HBO Documentary Films announced Monday that is has acquired the rights to Michelle McNamara’s true-crime book I’ll Be Gone in the Dark: One Woman’s Obsessive Search for the Golden State Killer, which debuted earlier this year at number one on the New York Times bestseller list. The late wife of Patton Oswalt, McNamara passed away before she could finish her work on the book, which was eventually completed by her lead researcher Paul Haynes, and another close colleague Billy Jenkins.
McNamara herself was obsessed with solving the crime and was said to be close to revealing the serial killer’s identity at the time of her death.

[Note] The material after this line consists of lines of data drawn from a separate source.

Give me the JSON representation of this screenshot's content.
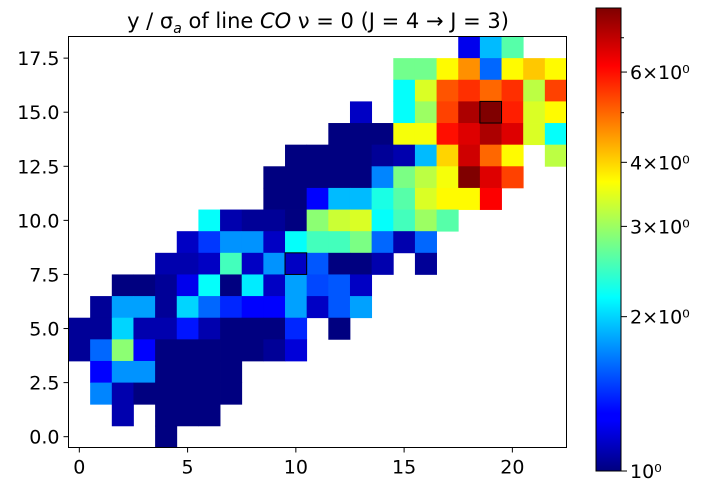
{
  "chart_data": {
    "type": "heatmap",
    "title": "y / σ",
    "title_sub": "a",
    "title_rest": " of line ",
    "title_species": "CO",
    "title_transition": " ν = 0 (J = 4 → J = 3)",
    "xlim": [
      -0.5,
      22.5
    ],
    "ylim": [
      -0.5,
      18.5
    ],
    "x_ticks": [
      0,
      5,
      10,
      15,
      20
    ],
    "x_tick_labels": [
      "0",
      "5",
      "10",
      "15",
      "20"
    ],
    "y_ticks": [
      0.0,
      2.5,
      5.0,
      7.5,
      10.0,
      12.5,
      15.0,
      17.5
    ],
    "y_tick_labels": [
      "0.0",
      "2.5",
      "5.0",
      "7.5",
      "10.0",
      "12.5",
      "15.0",
      "17.5"
    ],
    "colormap": "jet",
    "colorbar": {
      "scale": "log",
      "min": 1.0,
      "max": 8.0,
      "ticks": [
        1,
        2,
        3,
        4,
        6
      ],
      "tick_labels": [
        "10⁰",
        "2×10⁰",
        "3×10⁰",
        "4×10⁰",
        "6×10⁰"
      ]
    },
    "highlighted_cells": [
      [
        10,
        8
      ],
      [
        19,
        15
      ]
    ],
    "rows": [
      {
        "y": 18,
        "start": 18,
        "values": [
          1.25,
          1.9,
          2.6
        ]
      },
      {
        "y": 17,
        "start": 15,
        "values": [
          2.75,
          2.75,
          3.7,
          4.6,
          1.6,
          3.7,
          4.1,
          3.7
        ]
      },
      {
        "y": 16,
        "start": 15,
        "values": [
          2.2,
          3.4,
          5.2,
          5.6,
          5.0,
          5.6,
          3.2,
          5.4
        ]
      },
      {
        "y": 15,
        "start": 13,
        "values": [
          1.15,
          null,
          2.2,
          3.0,
          5.4,
          7.3,
          8.0,
          5.8,
          3.4,
          3.7
        ]
      },
      {
        "y": 14,
        "start": 12,
        "values": [
          1.0,
          1.0,
          1.0,
          3.6,
          3.6,
          6.0,
          6.6,
          7.3,
          6.6,
          3.4,
          2.2
        ]
      },
      {
        "y": 13,
        "start": 10,
        "values": [
          1.0,
          1.0,
          1.0,
          1.0,
          1.05,
          1.1,
          1.9,
          4.0,
          6.8,
          5.0,
          3.7,
          null,
          3.2
        ]
      },
      {
        "y": 12,
        "start": 9,
        "values": [
          1.0,
          1.0,
          1.0,
          1.0,
          1.0,
          1.7,
          2.8,
          3.2,
          3.6,
          8.0,
          6.6,
          5.4
        ]
      },
      {
        "y": 11,
        "start": 9,
        "values": [
          1.0,
          1.0,
          1.3,
          1.9,
          1.9,
          2.3,
          2.6,
          3.4,
          3.7,
          3.7,
          6.2
        ]
      },
      {
        "y": 10,
        "start": 6,
        "values": [
          2.2,
          1.1,
          1.05,
          1.05,
          1.0,
          2.9,
          3.3,
          3.4,
          2.2,
          2.5,
          3.0,
          2.6
        ]
      },
      {
        "y": 9,
        "start": 5,
        "values": [
          1.15,
          1.45,
          1.75,
          1.75,
          1.15,
          2.2,
          2.5,
          2.5,
          2.8,
          1.6,
          1.1,
          1.6
        ]
      },
      {
        "y": 8,
        "start": 4,
        "values": [
          1.1,
          1.1,
          1.15,
          2.5,
          1.15,
          1.75,
          1.15,
          1.55,
          1.0,
          1.0,
          1.1,
          null,
          1.05
        ]
      },
      {
        "y": 7,
        "start": 2,
        "values": [
          1.0,
          1.0,
          1.05,
          1.25,
          2.2,
          1.0,
          2.1,
          1.15,
          1.8,
          1.5,
          1.55,
          1.15
        ]
      },
      {
        "y": 6,
        "start": 1,
        "values": [
          1.05,
          1.8,
          1.8,
          1.05,
          2.0,
          1.6,
          1.4,
          1.3,
          1.3,
          1.8,
          1.15,
          1.55,
          1.8
        ]
      },
      {
        "y": 5,
        "start": 0,
        "values": [
          1.05,
          1.05,
          2.0,
          1.1,
          1.1,
          1.35,
          1.1,
          1.0,
          1.0,
          1.0,
          1.4,
          null,
          1.0
        ]
      },
      {
        "y": 4,
        "start": 0,
        "values": [
          1.05,
          1.6,
          2.9,
          1.3,
          1.0,
          1.0,
          1.0,
          1.0,
          1.0,
          1.05,
          1.2
        ]
      },
      {
        "y": 3,
        "start": 1,
        "values": [
          1.3,
          1.75,
          1.75,
          1.0,
          1.0,
          1.0,
          1.0
        ]
      },
      {
        "y": 2,
        "start": 1,
        "values": [
          1.7,
          1.1,
          1.0,
          1.0,
          1.0,
          1.0,
          1.0
        ]
      },
      {
        "y": 1,
        "start": 2,
        "values": [
          1.1,
          null,
          1.0,
          1.0,
          1.0
        ]
      },
      {
        "y": 0,
        "start": 4,
        "values": [
          1.0
        ]
      }
    ]
  }
}
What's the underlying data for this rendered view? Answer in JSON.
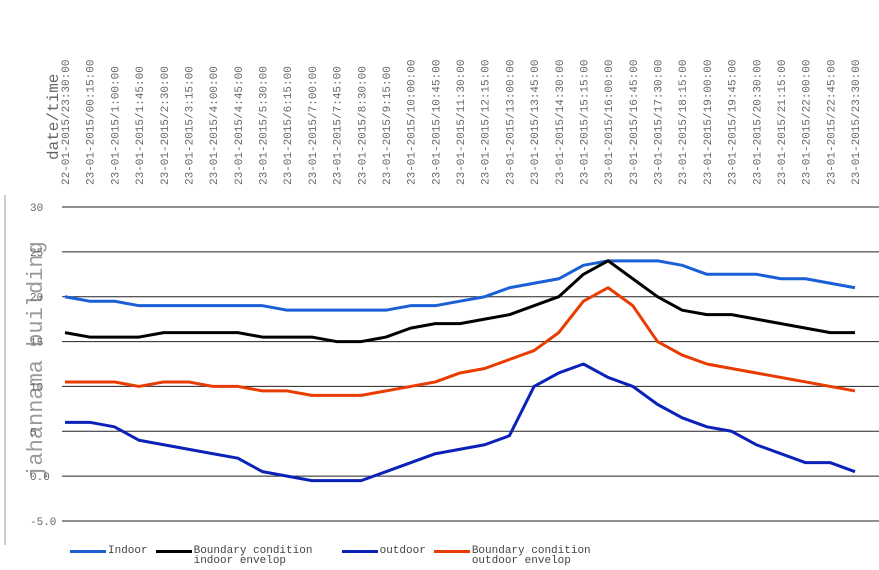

Creator of the popular website TrueCrimeDiary.com, McNamara was determined to find the violent psychopath she dubbed “The Golden State Killer,” who committed 50 home-invasion sexual assaults in Northern California before moving south, where he perpetrated ten murders. Then he disappeared, eluding multiple police forces and some of the best detectives in the area. Obsessed with the case three decades later, McNamara pored over police reports, interviewed victims and embedded herself in the online communities that were as obsessed with the case as she was. “I’ll Be Gone in the Dark” also explores her own past, including her years growing up in Oak Park, Ill. in a large family, and the reverberations of the unsolved murder that haunted her youth.
Oswalt, who wrote the afterword to the book and was his wife’s biggest fan, said of the news, “HBO taking on this story will advance the passionate pursuit that Michelle shared with dozens of men and women in law enforcement — to solve the mystery of one of California’s most notorious serial killers.”